Vierzehn Tage Freiheit, der Peterl versorgt, der Papa hinters Licht geführt, daß es langt, der Blux pünktlich auf der Bahn – jetzt ging's in den Süden.

Erst heiterer Himmel, dann leise bewölkt, bald schwere Niederschläge.

Schweigen war unhöflich, Lesen tut kein Gentleman, wenn er mit einer Dame – Landschaft, ja. Aber da waren immer Mädchengesichter, Frauenzimmer, alte Scharteken, Blux hatte keinen Geschmack.

»Wenn eine hübsch is, sag ich eh nix. Aber alt und schiech bin ich selber.«

Zeichnen, natürlich – nicht drei Tage konnte er sich einmal ihr widmen. Ob der »Ewige Jude« eingeht, wenn Blux sich einmal drei Tage lang um Ursel kümmert?

Später kamen Gewitter und wolkenbruchartige Entladungen, wie's in jeder Ehe vorkommt. Man war fünf Jahre verheiratet, da fällt auch manchmal ein härteres Wort.

Wenn Blux erzählte – erzählen sollte er ja –, kamen immer alte Scharteken vor. In New York 63 ging's noch, aber Island war der reinste Puschiwara. Urschel glaubte grad, daß er mit all denen nichts angefangen hatte! Geniert haben wird er sich!

Uebrigens hatte sie Veronal bei sich; wie sich später herausstellen sollte, auch Morphium in Ampullen. In Spalato muß diese Passion ihr Ende finden! Er kann dann grade noch seinen Dampfer fangen. Eine Vergnügungsreise war's längst nicht mehr – aber seit Ursel zu Veronal und Morphium einen Revolver aufgetrieben hatte, war's ein Kreuzgang zu zweien.

Sie bewachte ihr Selbstmord-Arsenal, packte es in immer andere Koffer oder trug alles im Täschchen. Es glückte nie, dies Zeughaus ins Wasser zu werfen, so viel Dinge er ins Wasser warf, in denen er es vermutete. Ein Necessaire, die Plaidrolle – einmal warf die empörte Ursel sein Skizzenbuch nach.
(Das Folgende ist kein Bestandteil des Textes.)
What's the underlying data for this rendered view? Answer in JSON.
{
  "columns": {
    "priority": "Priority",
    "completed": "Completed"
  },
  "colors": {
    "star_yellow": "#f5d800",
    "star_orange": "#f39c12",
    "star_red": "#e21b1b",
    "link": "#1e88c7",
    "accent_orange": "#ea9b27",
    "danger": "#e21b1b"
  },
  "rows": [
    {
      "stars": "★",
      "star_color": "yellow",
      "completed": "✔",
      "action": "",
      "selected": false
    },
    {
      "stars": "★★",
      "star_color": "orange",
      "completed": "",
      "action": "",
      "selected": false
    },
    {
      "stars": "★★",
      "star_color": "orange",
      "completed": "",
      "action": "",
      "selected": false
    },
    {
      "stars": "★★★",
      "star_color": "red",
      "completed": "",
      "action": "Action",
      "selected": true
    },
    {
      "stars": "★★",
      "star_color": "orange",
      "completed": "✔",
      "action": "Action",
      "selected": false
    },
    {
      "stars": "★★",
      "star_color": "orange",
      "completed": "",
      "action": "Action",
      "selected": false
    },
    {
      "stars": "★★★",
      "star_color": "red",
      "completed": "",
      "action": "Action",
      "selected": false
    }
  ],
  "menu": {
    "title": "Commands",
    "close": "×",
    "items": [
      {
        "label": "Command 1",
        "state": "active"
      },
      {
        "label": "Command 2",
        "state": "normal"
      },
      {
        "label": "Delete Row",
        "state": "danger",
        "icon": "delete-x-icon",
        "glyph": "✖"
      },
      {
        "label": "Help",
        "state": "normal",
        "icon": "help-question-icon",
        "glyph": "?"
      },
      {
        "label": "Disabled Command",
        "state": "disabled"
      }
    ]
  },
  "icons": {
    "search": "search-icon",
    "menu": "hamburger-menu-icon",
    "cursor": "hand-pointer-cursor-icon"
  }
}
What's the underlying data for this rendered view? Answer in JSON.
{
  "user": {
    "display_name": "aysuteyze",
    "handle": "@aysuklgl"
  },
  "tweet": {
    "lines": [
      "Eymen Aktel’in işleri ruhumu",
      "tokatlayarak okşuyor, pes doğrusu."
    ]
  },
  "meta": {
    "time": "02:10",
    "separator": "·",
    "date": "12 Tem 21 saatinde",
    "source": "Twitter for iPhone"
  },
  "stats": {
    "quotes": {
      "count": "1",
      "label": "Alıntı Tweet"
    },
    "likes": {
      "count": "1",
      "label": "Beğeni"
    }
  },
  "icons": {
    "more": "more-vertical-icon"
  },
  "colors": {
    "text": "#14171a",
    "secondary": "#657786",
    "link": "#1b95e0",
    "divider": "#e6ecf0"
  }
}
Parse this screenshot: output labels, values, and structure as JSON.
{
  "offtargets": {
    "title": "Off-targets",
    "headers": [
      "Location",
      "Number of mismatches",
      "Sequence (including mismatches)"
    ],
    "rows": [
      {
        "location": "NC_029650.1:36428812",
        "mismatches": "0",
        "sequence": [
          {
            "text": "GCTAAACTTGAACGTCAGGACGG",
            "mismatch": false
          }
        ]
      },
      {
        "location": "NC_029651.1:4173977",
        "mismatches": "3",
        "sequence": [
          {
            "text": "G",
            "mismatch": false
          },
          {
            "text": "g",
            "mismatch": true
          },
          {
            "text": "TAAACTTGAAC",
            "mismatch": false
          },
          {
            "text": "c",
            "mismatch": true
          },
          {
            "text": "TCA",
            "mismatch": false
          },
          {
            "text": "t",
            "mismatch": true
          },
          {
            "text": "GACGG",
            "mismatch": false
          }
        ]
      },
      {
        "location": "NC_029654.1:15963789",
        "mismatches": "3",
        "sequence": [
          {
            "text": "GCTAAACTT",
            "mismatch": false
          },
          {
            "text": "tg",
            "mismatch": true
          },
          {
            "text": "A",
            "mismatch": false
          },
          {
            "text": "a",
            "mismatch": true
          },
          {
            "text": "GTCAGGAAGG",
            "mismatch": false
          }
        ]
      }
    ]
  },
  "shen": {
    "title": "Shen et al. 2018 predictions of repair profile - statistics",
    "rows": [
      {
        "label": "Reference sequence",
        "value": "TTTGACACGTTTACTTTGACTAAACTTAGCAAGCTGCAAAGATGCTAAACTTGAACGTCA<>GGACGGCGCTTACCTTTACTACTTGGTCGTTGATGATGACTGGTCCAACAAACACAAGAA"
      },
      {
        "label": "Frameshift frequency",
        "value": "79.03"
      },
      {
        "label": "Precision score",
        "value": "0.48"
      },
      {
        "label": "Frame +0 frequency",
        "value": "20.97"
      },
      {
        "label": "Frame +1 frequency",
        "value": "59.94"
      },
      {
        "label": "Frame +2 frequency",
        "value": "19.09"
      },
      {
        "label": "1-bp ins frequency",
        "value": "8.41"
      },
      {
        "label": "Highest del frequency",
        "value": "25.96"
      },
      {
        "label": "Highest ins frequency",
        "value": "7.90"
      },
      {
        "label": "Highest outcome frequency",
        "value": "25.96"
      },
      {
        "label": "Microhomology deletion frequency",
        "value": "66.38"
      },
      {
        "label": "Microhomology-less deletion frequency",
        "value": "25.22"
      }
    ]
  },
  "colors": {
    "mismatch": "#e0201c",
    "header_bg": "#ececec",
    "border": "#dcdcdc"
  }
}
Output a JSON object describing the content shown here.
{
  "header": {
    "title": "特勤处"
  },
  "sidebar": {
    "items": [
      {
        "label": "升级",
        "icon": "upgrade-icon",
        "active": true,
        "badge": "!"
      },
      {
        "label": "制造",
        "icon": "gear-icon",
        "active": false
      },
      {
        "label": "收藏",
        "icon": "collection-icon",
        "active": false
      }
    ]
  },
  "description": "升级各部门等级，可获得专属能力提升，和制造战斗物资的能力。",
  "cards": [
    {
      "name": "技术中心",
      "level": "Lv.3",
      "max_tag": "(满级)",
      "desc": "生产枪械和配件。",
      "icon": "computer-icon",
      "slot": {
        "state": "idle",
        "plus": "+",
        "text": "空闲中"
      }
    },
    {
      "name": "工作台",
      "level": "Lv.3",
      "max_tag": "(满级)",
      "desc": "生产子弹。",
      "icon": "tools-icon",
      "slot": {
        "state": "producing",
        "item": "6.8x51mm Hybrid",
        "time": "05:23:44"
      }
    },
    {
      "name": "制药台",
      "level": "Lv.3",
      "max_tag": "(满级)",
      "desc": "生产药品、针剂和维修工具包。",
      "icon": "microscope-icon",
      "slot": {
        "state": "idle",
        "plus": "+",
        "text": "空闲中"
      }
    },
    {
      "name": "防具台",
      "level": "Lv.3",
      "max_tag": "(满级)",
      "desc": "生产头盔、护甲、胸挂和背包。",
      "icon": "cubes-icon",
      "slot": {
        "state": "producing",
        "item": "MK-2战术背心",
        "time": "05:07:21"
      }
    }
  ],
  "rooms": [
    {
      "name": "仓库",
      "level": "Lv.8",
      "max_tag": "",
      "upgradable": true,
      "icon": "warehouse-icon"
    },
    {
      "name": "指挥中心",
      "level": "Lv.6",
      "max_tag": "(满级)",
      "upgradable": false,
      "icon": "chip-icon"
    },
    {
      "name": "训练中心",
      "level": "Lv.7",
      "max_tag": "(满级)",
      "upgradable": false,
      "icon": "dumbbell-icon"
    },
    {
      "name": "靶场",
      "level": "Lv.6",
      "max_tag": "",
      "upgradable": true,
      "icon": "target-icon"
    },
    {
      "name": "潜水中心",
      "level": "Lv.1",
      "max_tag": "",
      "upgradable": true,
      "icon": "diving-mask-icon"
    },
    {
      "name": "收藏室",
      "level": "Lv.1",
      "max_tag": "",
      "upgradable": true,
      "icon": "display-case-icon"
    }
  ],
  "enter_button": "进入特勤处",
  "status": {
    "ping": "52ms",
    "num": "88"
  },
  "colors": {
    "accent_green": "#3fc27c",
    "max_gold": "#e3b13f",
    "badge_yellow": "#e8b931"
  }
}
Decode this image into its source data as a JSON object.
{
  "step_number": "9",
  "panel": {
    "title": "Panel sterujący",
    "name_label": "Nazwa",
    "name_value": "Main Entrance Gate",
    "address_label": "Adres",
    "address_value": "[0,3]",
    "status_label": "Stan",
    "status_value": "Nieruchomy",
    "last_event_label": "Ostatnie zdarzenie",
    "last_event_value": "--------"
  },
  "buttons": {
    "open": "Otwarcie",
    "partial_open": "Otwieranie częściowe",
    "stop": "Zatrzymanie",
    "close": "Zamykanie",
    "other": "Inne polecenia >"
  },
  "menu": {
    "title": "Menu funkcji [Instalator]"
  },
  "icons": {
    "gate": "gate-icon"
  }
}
Zwischen Fiume und Zara hatte sie sich wie eine, wie – nicht wie eine Dame benommen.

Eine Dame springt nicht bei Tisch auf, unter Gläsergeklirr, stürmt nicht von der Antipasta weg aufs Verdeck, so daß ihr Gatte, blutrot vor Scham, allein die schmierigen Spaghetti zügeln muß, von dreißig Augen angestarrt.

Eine Dame? – die sich zwei Stunden lang, unter funkelnden Sternen auf der Kommandobrücke vom Kapitän trösten läßt, während ihr Mann 64 relingauf, relingab tobt, auf einem Dampfer von kaum 1500 Tonnen, mit kaum anderthalb Dutzend Passagieren!

So verkroch er sich mit einer Flasche in seine Kabine, zuckte aber vor jedem Schritt, der draußen oder über ihm ging.

Als Ursel endlich hereinkam, standen seine Augen wie an Stielen. Sie war entzückt.

»Herrgott, hast du eine Wut, Blux! Und so eifersüchtig! Du, der Kapitän sagt, der Wind gefällt ihm nicht. Ich glaub fei auch, heut Nacht gibt's was.«

In Zara wollte er, eine Stunde nur, Briefe schreiben und lesen, eine einzige Stunde Privatleben haben. Die erste seit sieben Tagen.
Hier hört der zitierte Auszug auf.